A surge in tourism thanks to Bitcoin

Nayib Bukele, the president of El Salvador, recently spoke of a surge in tourists visiting the country despite the Bear Market.

El Salvador entered the rating of the World Tourism Organization. The Central American country made the list along with 14 other countries.

Nayib Bukele and tourism

Bukele says this is mainly due to the acceptance of Bitcoin (BTC) as legal tender, the popularization of sports such as surfing.

“Only a few countries have managed to get their tourism back to pre-pandemic levels… #Bitcoin and surfing are the main reasons for this. But domestic tourism is growing even more, mainly thanks to our fight against gangs.”

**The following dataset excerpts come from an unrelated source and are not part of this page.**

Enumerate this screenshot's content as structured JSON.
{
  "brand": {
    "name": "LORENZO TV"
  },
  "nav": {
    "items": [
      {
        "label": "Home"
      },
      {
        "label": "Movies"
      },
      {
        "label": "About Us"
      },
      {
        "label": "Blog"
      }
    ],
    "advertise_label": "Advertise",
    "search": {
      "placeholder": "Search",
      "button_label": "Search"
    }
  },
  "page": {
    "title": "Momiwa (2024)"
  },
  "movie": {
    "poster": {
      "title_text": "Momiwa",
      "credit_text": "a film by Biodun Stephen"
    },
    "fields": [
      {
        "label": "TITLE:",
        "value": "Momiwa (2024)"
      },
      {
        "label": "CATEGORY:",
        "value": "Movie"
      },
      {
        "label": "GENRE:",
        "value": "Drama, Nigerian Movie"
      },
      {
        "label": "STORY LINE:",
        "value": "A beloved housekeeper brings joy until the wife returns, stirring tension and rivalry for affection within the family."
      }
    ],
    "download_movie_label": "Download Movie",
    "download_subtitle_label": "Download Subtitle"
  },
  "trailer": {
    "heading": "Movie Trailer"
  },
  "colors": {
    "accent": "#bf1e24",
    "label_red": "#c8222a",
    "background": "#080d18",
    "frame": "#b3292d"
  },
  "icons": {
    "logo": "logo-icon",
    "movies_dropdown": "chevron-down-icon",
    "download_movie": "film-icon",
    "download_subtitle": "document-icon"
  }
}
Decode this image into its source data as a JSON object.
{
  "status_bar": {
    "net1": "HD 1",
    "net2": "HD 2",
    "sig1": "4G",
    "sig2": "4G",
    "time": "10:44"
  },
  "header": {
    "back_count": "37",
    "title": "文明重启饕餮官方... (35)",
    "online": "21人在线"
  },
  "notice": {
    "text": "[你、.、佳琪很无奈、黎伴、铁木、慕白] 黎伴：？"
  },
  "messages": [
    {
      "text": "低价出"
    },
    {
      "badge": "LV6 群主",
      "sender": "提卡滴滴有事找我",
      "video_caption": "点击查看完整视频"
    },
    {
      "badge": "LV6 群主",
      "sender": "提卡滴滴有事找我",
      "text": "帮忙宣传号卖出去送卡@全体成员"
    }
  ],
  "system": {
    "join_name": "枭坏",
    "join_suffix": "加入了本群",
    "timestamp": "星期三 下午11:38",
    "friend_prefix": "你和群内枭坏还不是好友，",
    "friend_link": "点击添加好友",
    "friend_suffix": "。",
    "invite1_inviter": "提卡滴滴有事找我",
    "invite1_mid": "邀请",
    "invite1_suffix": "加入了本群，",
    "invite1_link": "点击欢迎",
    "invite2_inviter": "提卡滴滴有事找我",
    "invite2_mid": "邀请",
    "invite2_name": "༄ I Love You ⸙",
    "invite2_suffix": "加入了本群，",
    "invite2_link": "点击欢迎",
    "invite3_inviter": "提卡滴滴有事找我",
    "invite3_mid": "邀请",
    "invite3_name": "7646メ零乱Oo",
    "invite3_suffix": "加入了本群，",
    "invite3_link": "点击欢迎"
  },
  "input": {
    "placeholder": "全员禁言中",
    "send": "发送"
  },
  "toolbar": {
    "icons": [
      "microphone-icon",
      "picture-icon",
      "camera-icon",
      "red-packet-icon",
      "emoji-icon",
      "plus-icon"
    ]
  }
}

The country’s Bitcoin Beach has made headlines around the world and continues to attract the attention of the international community.

In April, Tourism Minister Morena Valdes gave an interview to the Salvadoran TV channel Channel 21. There she explained that tourism in the country has increased by 30% thanks to the introduction of Bitcoin.

“El Salvador has become a good place to visit, invest and live. With the use of Bitcoin, tourism has increased by 30%. Tourists interested in adopting Bitcoin stay longer and spend more. Before Bitcoin used to spend between $113 and $150 per day, it is now reaching $200 per day.”

Source

UNTWO report

The report Nayib Bukele refers to is a UNWTO ranking of the growth in tourism receipts between January and May of this year. Only three properties in the Americas appeared: Saint Lucia with 21%, El Salvador with 6% and Mexico with 3%.

Other destinations featured in the UNWTO ranking include Croatia, Turkey, Sudan, Pakistan, Macedonia, Romania and Serbia. The agency predicts that the number of international arrivals to these countries will reach pre-pandemic levels this year.

The UNWTO stresses that countries such as El Salvador, which are experiencing an increase in tourism, will face challenges. These include a lack of staff in the tourism industry, heavy airport congestion, flight delays and cancellations, which can also affect tourism figures.

Nayib Bukele and Google

El Salvador’s president also presented updated Google mobility data (updated as of August 3) showing that the country’s tourism activity is “greater than expected.”

In late July, El Salvador’s Finance Minister Alejandro Zelaya said the country’s commitment to Bitcoin (BTC) was working. It has expanded financial inclusion services to all corners of the country, benefiting the public, whether banked or not. And it attracted more tourists.

Although the adoption of Bitcoin has been difficult for some, Nayib Bukele is standing his ground.

“For some, it’s something new and something they don’t fully understand, but it’s a phenomenon that exists, is growing, and will continue to exist for years to come. New technology showed how people were afraid of things like websites.’

Nayib Bukele made Bitcoin legal tender in El Salvador, the first country in the world to do so. Even about this act, the small country was in the news throughout 2021 and now, in 2022. Could this move be genius?